In this case, the SEC alleged that the CEO, CFO and other senior officers of SafeNet, Inc. directed SafeNet employees to use improper accounting procedures to intentionally misstate the financial condition of the company, as well as to mischaracterize these accounting issues on a company earnings call.  Specifically, the SEC claimed that SafeNet employees improperly classified ordinary operating expenses as nonrecurring expenses and excluded significant recurring operating expenses from its non-GAAP results in order to meet earnings targets.  In addition, the SEC asserted that SafeNet officers engaged in a stock option backdating scheme.

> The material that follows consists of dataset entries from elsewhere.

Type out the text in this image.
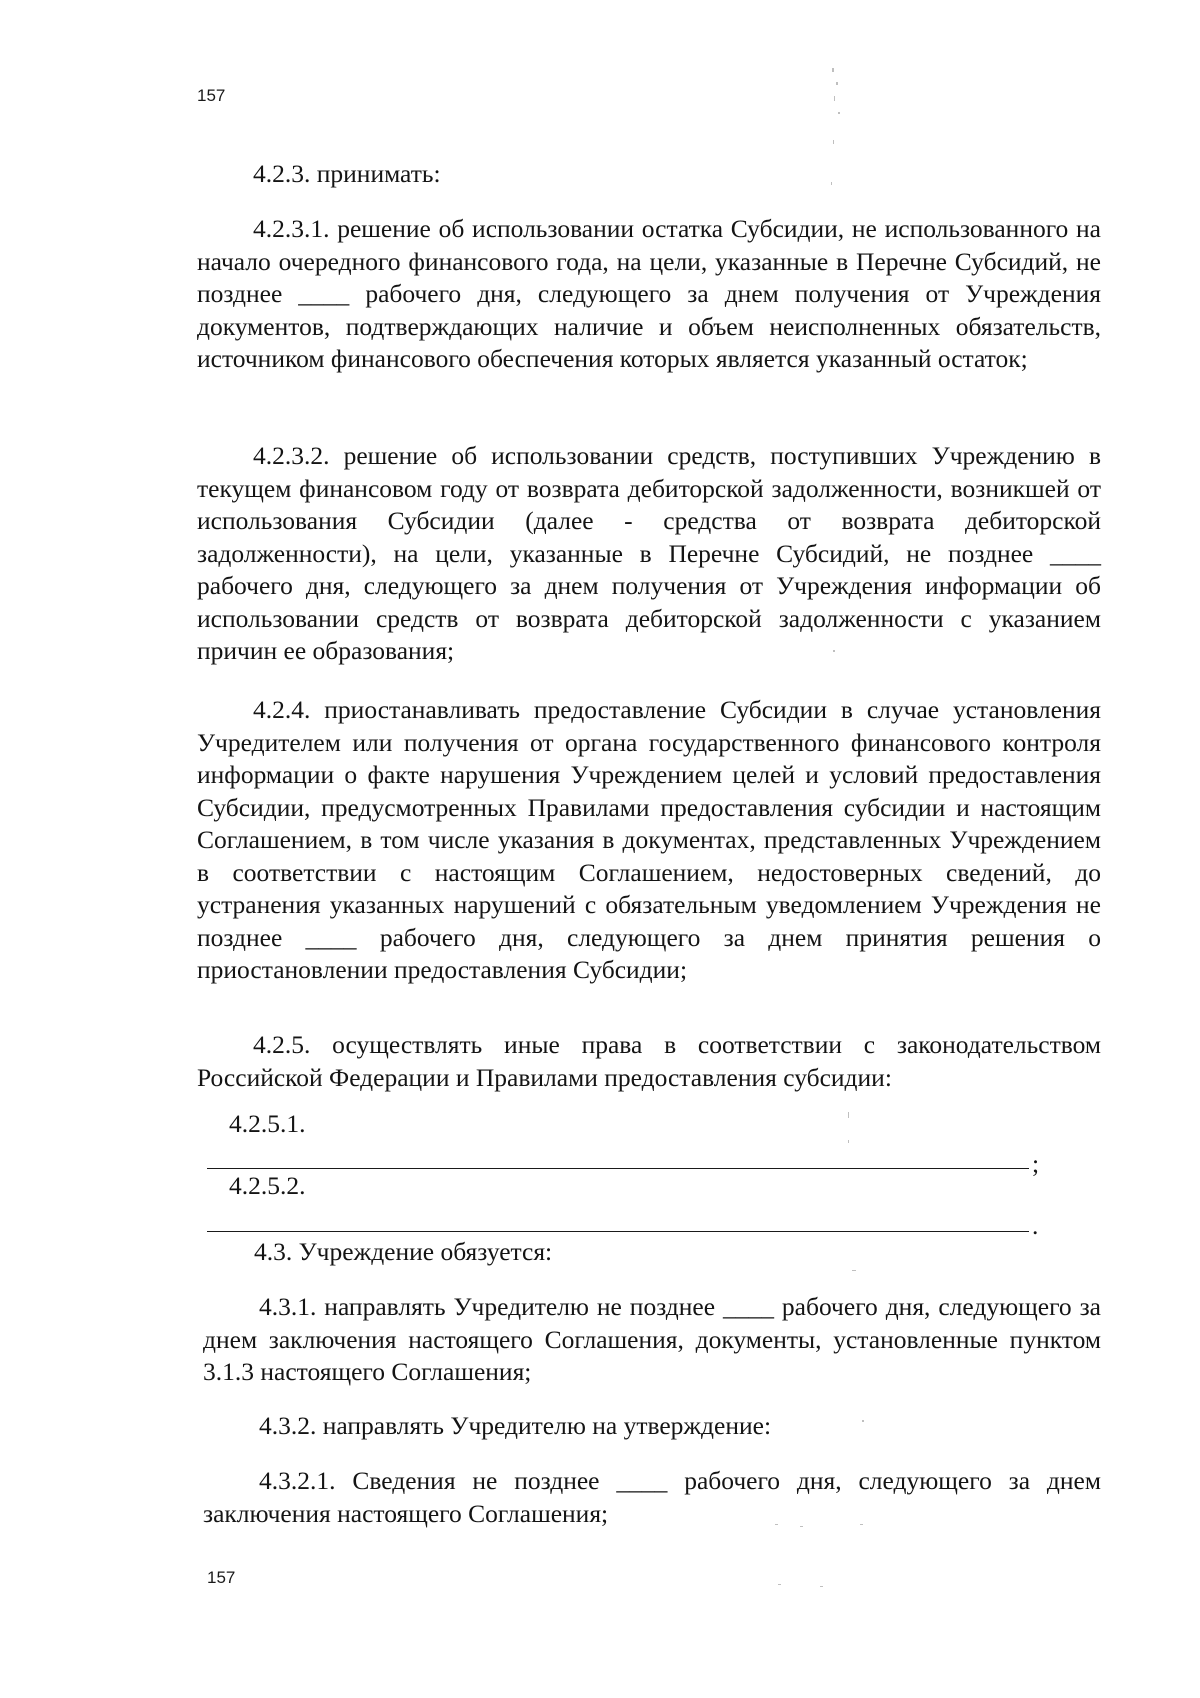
157

4.2.3. принимать:

4.2.3.1. решение об использовании остатка Субсидии, не использованного на начало очередного финансового года, на цели, указанные в Перечне Субсидий, не позднее ____ рабочего дня, следующего за днем получения от Учреждения документов, подтверждающих наличие и объем неисполненных обязательств, источником финансового обеспечения которых является указанный остаток;

4.2.3.2. решение об использовании средств, поступивших Учреждению в текущем финансовом году от возврата дебиторской задолженности, возникшей от использования Субсидии (далее - средства от возврата дебиторской задолженности), на цели, указанные в Перечне Субсидий, не позднее ____ рабочего дня, следующего за днем получения от Учреждения информации об использовании средств от возврата дебиторской задолженности с указанием причин ее образования;

4.2.4. приостанавливать предоставление Субсидии в случае установления Учредителем или получения от органа государственного финансового контроля информации о факте нарушения Учреждением целей и условий предоставления Субсидии, предусмотренных Правилами предоставления субсидии и настоящим Соглашением, в том числе указания в документах, представленных Учреждением в соответствии с настоящим Соглашением, недостоверных сведений, до устранения указанных нарушений с обязательным уведомлением Учреждения не позднее ____ рабочего дня, следующего за днем принятия решения о приостановлении предоставления Субсидии;

4.2.5. осуществлять иные права в соответствии с законодательством Российской Федерации и Правилами предоставления субсидии:

4.2.5.1.
;
4.2.5.2.
.

4.3. Учреждение обязуется:

4.3.1. направлять Учредителю не позднее ____ рабочего дня, следующего за днем заключения настоящего Соглашения, документы, установленные пунктом 3.1.3 настоящего Соглашения;

4.3.2. направлять Учредителю на утверждение:

4.3.2.1. Сведения не позднее ____ рабочего дня, следующего за днем заключения настоящего Соглашения;

157
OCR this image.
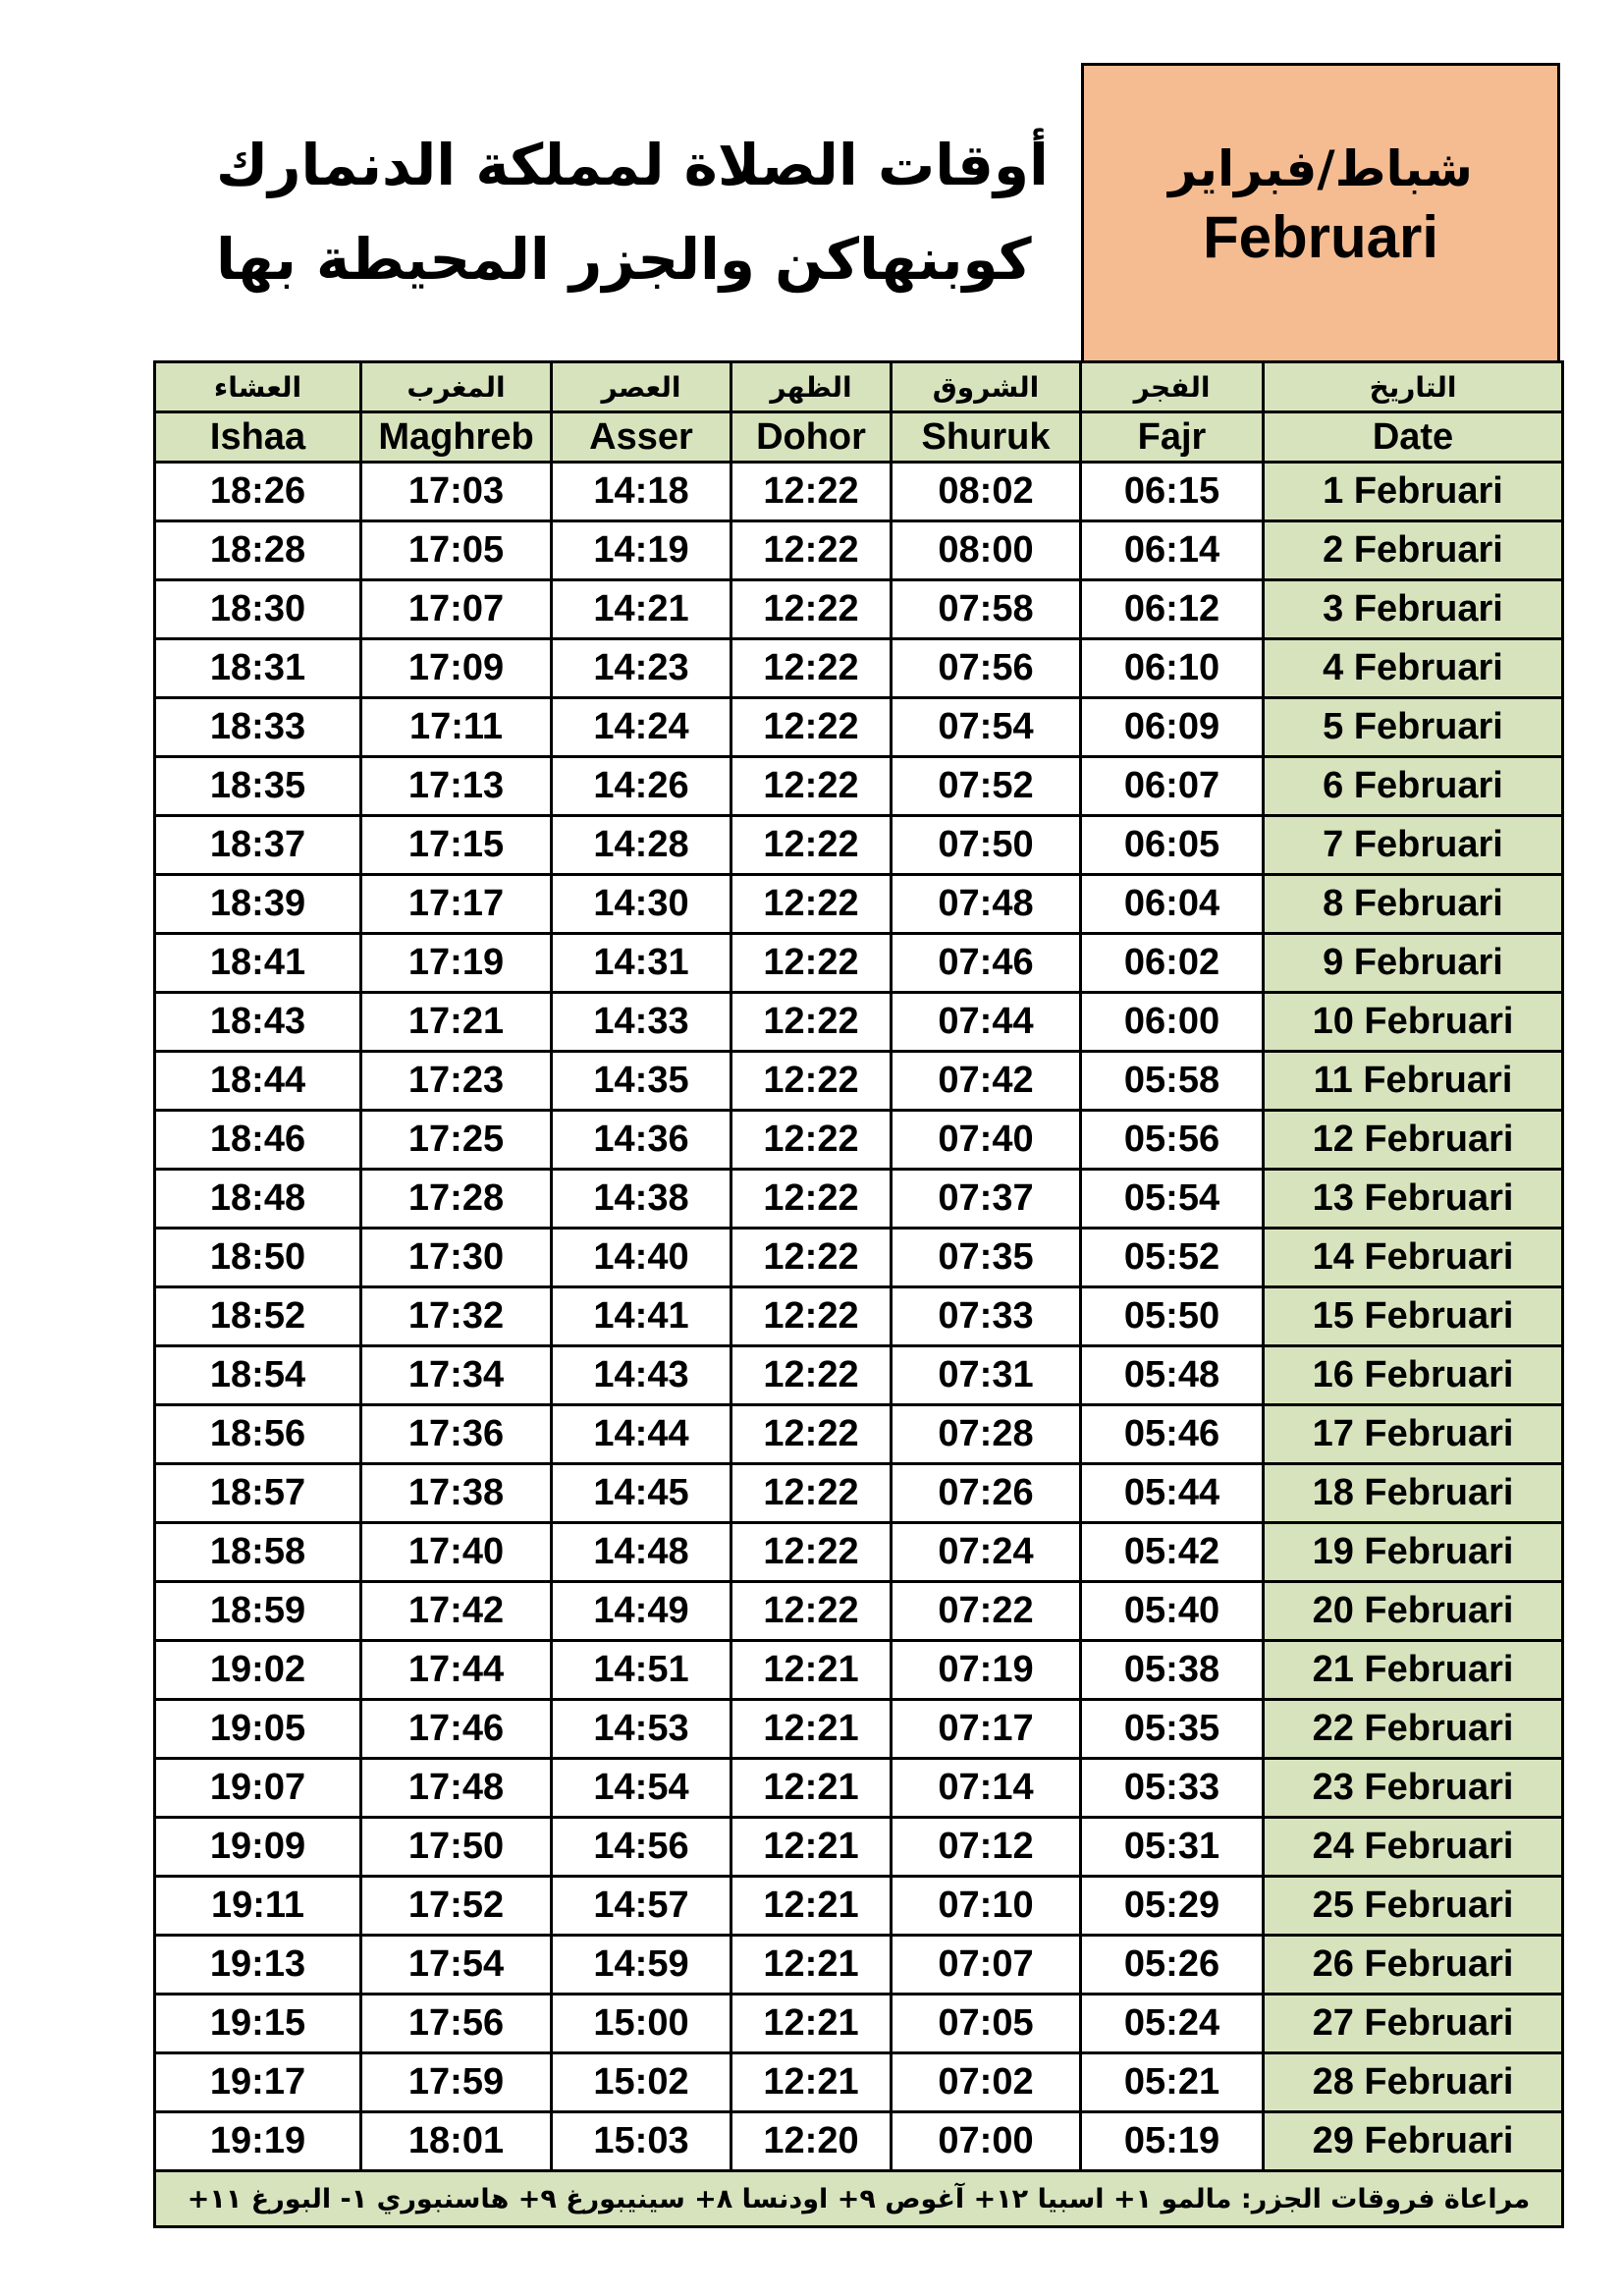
أوقات الصلاة لمملكة الدنمارك
كوبنهاكن والجزر المحيطة بها
شباط/فبراير
Februari
العشاء	المغرب	العصر	الظهر	الشروق	الفجر	التاريخ
Ishaa	Maghreb	Asser	Dohor	Shuruk	Fajr	Date
18:26	17:03	14:18	12:22	08:02	06:15	1 Februari
18:28	17:05	14:19	12:22	08:00	06:14	2 Februari
18:30	17:07	14:21	12:22	07:58	06:12	3 Februari
18:31	17:09	14:23	12:22	07:56	06:10	4 Februari
18:33	17:11	14:24	12:22	07:54	06:09	5 Februari
18:35	17:13	14:26	12:22	07:52	06:07	6 Februari
18:37	17:15	14:28	12:22	07:50	06:05	7 Februari
18:39	17:17	14:30	12:22	07:48	06:04	8 Februari
18:41	17:19	14:31	12:22	07:46	06:02	9 Februari
18:43	17:21	14:33	12:22	07:44	06:00	10 Februari
18:44	17:23	14:35	12:22	07:42	05:58	11 Februari
18:46	17:25	14:36	12:22	07:40	05:56	12 Februari
18:48	17:28	14:38	12:22	07:37	05:54	13 Februari
18:50	17:30	14:40	12:22	07:35	05:52	14 Februari
18:52	17:32	14:41	12:22	07:33	05:50	15 Februari
18:54	17:34	14:43	12:22	07:31	05:48	16 Februari
18:56	17:36	14:44	12:22	07:28	05:46	17 Februari
18:57	17:38	14:45	12:22	07:26	05:44	18 Februari
18:58	17:40	14:48	12:22	07:24	05:42	19 Februari
18:59	17:42	14:49	12:22	07:22	05:40	20 Februari
19:02	17:44	14:51	12:21	07:19	05:38	21 Februari
19:05	17:46	14:53	12:21	07:17	05:35	22 Februari
19:07	17:48	14:54	12:21	07:14	05:33	23 Februari
19:09	17:50	14:56	12:21	07:12	05:31	24 Februari
19:11	17:52	14:57	12:21	07:10	05:29	25 Februari
19:13	17:54	14:59	12:21	07:07	05:26	26 Februari
19:15	17:56	15:00	12:21	07:05	05:24	27 Februari
19:17	17:59	15:02	12:21	07:02	05:21	28 Februari
19:19	18:01	15:03	12:20	07:00	05:19	29 Februari
مراعاة فروقات الجزر: مالمو ١+ اسبيا ١٢+ آغوص ٩+ اودنسا ٨+ سينيبورغ ٩+ هاسنبوري ١- البورغ ١١+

While the SafeNet case involved fraud related to pro forma financial statements and the Regulation G claim itself was only one part of the SEC's prosecution, the case nevertheless serves as a good reminder of Regulation G's two principal mandates:

  • Don't confuse or mislead.  The SEC pursued SafeNet and its employees because they reported non-GAAP financial measures in ways the SEC viewed as misleading to investors.
  • Reconcile to GAAP.  Companies must present the most directly comparable GAAP measures and a clearly understandable reconciliation of the GAAP and non-GAAP measures.